There seems to me to be an essential continuity between the stance adopted towards radical Islam by the intellectual left broadly conceived (and not just the SWP), and certain of the attitudes that characterised the so-called ‘New Left’ in the 1960s, and which were brilliantly diagnosed by Irving Howe in a wonderful 1965 essay entitled ‘New Styles in “Leftism”‘…

Yes, I like Howe, and he looks better all the time. He nailed the anti-intellectual aspect of the New Left as soon as it stuck its head over the parapet. I only wish more people had paid attention. Jonathan lists some ‘characteristic attitudes’ (are they Anglo-Saxon attitudes? now cut that out! ed.) that Howe noted then and that are still with us.

Then Oliver Kamm picks up the discussion, quoting from correspondence from Jeffrey Ketland of Edinburgh University:

…it’s hard to say to what extent the anti-Enlightenment features of postmodernism and social constructivism animate the views of current far left groups, including SWP and Respect, and the occasional letter to Guardian. To some extent, there is an undercurrent of relativism and sneering towards allegedly Western notions of truth and objectivity. Alan Sokal described this undercurrent as a “weird zeitgeist” in modern academia and beyond. But I would argue that they are predominantly motivated by simple-minded hatred of the US, rather than direct sympathy for Islamic theocracy. For example, I’ve never seen political leftists directly defending Sharia law, stonings, beheadings, etc., but there’s sometimes a disturbing whiff of apologetics.

Hmm. Not Sharia law and stonings, no, but the hijab, yes. No, of course the hijab is not as bad as stonings, but it is part of the whole system of unequal laws and rules for women and men, so the passionate support for it seems – peculiar. Not to say worrying. Anyway the point about the undercurrent and the weird zeitgeist seems pretty unmistakable.

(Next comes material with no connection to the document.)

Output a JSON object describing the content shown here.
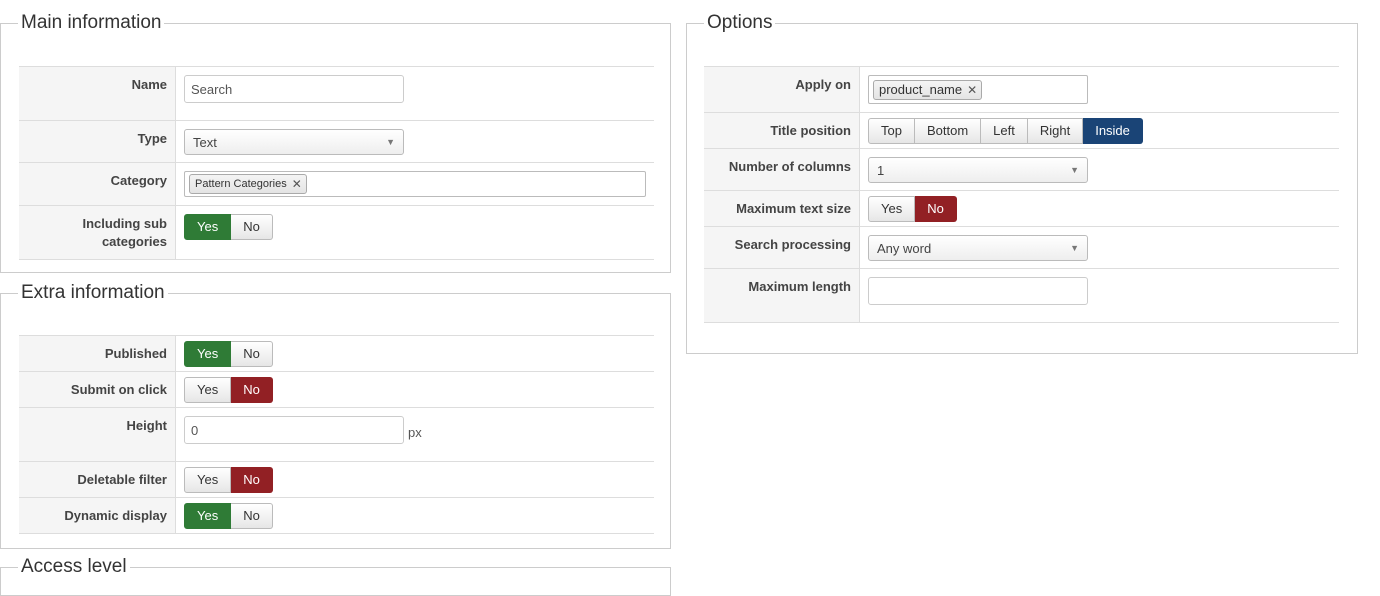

If I’ve seen one sneer at alleged Western notions of objectivity, I’ve seen several. (Often in the same paragraph, actually – I’ve been reading Sandra Harding. She’s like a factory for the output of such sneers all by herself.)

In place of obviously crude biological racism, modern fascism (in the form Wolin calls ‘designer fascism’) has adopted a cultural racism that decries the achievements and principles of the Enlightenment. The astonishing spectacle of the far-Left around the Respect coalition defending the progressive character of – among other aspects of Muslim particularism – the hijab is the ‘left’ variant of the same phenomenon. I stress that we are not talking here of Muslims’ right to adopt the practices and observances of their faith, for religious liberty is an essential principle of the Enlightenment tradition. I mean instead the insistence that the character of those observances is itself a principle to be defended.

Yup. I have huge reservations about the stipulation about ‘Muslims’ right to adopt the practices and observances of their faith’ – because of course that instantly gets right back into ‘defending Sharia law, stonings and beheadings’ territory. Religious liberty covers a multitude of sins, unfortunately, so I just don’t think it’s helpful to give blanket exemptions like that. But that aside, I agree with the rest of it. The insistence that the hijab (and the attitude to women that prompts it) is actually a good thing, is…unfortunate.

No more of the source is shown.